Der Beitrag ist nicht übel, verdeutlicht er eine bestimmte Sichtweise und argumentiert dabei sachlich. Versteht man das Elterngeld vor allem als Kompensation für einen Verdienstausfall, dann – in der Tat – ist die Kürzung für Arbeitslose eine notwendige Korrektur.
Denkbar halte ich es allerdings, dass der Autor zwei Aspekte vernachlässigt hat:
1. Der Zweck des Elterngeldes bei seiner Einführung beschränkte sich nicht auf den Zweck als Verdienstausfall-Kompensation. So, wie ich mich erinnere, wurde das Elterngeld bei seiner Einführung als „Wurfprämie“ verspottet, und vom sachlichen Gehalt her, war das nicht falsch: Tatsächlich sollten Eltern damit dazu angeregt werden – auch arbeitslose Eltern! – Kinder zur Welt zu bringen. Gleichwohl ist mein Argument imho nur halb (aber immerhin) stichhaltig, denn – obgleich nicht offen ausgesprochen – war das Elterngeld zugleich auch Ausdruck einer bestimmten Klientelpolitik (zu denen Arbeitslose nicht zählten) bzw., moderater formuliert, sollten damit besonders jene (potentielle) Eltern unterstützt und ermuntert werden, welche als Mittelschicht oder auf einer höheren Ebene im Arbeitsleben stehen. Nur, ganz offen wurde das von Frau Leyen (die Konstrukteurin dieses Instruments) nicht kommuniziert – und tatsächlich gibt es auch Grund zur Annahme, dass die „Wurfprämie“ tatsächlich auch in unteren Einkommenschichten und bei Arbeitslosen erwünscht war, um auch dort Kinderwünsche anzuregen. Man wollte zugleich – in der ganzen Gesellschaft – die Väter stärker einbinden („Vätermonate“), was durchaus gelang.
Insofern lässt sich die Konsequenz der getroffenen Maßnahmen auch etwas anzweifeln. Ich hätte es als sinnvoller erachtet, wenn man für Arbeitslose das Elterngeld abgesenkt hätte – eine Halbierung hielte ich für angemessen.

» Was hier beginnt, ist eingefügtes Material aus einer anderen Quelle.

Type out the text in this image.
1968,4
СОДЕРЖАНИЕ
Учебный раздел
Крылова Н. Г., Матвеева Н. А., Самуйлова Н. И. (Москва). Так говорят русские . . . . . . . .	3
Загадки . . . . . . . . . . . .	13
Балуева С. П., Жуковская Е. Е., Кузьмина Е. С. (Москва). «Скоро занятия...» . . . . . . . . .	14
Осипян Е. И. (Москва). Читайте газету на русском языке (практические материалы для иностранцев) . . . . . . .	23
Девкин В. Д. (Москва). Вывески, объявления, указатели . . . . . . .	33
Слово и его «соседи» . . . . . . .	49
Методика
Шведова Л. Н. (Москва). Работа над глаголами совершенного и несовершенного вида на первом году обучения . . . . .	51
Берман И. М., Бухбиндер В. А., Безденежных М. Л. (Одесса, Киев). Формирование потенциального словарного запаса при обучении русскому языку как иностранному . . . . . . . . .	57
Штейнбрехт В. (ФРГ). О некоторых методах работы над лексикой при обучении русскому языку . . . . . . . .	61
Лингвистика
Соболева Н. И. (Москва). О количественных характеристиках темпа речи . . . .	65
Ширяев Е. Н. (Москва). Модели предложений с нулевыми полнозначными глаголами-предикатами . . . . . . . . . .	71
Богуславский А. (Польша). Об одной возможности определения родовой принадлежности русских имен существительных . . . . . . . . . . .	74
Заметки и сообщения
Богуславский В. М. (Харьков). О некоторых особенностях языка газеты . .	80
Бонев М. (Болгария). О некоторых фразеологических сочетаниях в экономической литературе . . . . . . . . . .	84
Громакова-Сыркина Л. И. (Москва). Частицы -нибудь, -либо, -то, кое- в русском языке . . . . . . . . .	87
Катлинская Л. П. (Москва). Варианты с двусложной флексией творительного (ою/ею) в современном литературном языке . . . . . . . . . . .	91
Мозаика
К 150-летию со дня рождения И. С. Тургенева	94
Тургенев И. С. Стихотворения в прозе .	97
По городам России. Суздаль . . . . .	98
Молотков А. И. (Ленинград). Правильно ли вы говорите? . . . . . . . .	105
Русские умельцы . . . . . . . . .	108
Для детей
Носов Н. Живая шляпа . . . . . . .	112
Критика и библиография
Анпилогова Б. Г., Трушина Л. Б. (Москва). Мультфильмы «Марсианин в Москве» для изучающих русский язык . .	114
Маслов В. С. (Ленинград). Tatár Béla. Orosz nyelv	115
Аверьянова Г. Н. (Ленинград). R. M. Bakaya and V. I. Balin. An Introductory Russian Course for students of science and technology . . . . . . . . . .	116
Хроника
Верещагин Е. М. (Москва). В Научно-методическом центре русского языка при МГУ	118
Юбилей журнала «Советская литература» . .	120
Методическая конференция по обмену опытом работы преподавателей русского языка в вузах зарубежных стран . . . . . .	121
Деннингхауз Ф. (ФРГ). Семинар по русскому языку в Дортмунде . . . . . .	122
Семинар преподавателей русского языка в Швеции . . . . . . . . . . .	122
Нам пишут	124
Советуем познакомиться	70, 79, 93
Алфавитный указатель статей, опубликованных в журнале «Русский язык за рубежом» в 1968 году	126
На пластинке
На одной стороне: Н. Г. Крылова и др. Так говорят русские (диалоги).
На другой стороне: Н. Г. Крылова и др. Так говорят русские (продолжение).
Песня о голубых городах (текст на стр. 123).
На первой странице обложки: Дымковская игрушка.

2. Tatsächlich bestehen die aktuellen Neuregelungen aus zwei Teilen: Einmal sind Arbeitslose betroffen, wie oben geschildert. Zum anderen aber, und das verschweigt der Autor, sind auch Niedrigverdiener betroffen!
Ich gehe davon aus, dass dieser Umstand dem Autor bekannt ist. Ich frage also: Welchen Sinn macht es, Niedrigverdiener vom Bezug von Elterngeld auszunehmen?
Ist die Neuregelung vielleicht doch von Klientelpolitik beeinflusst – und zwar eine Politik gegen, sagen wir es ruhig ganz deutlich, gegen Niedrigverdiener?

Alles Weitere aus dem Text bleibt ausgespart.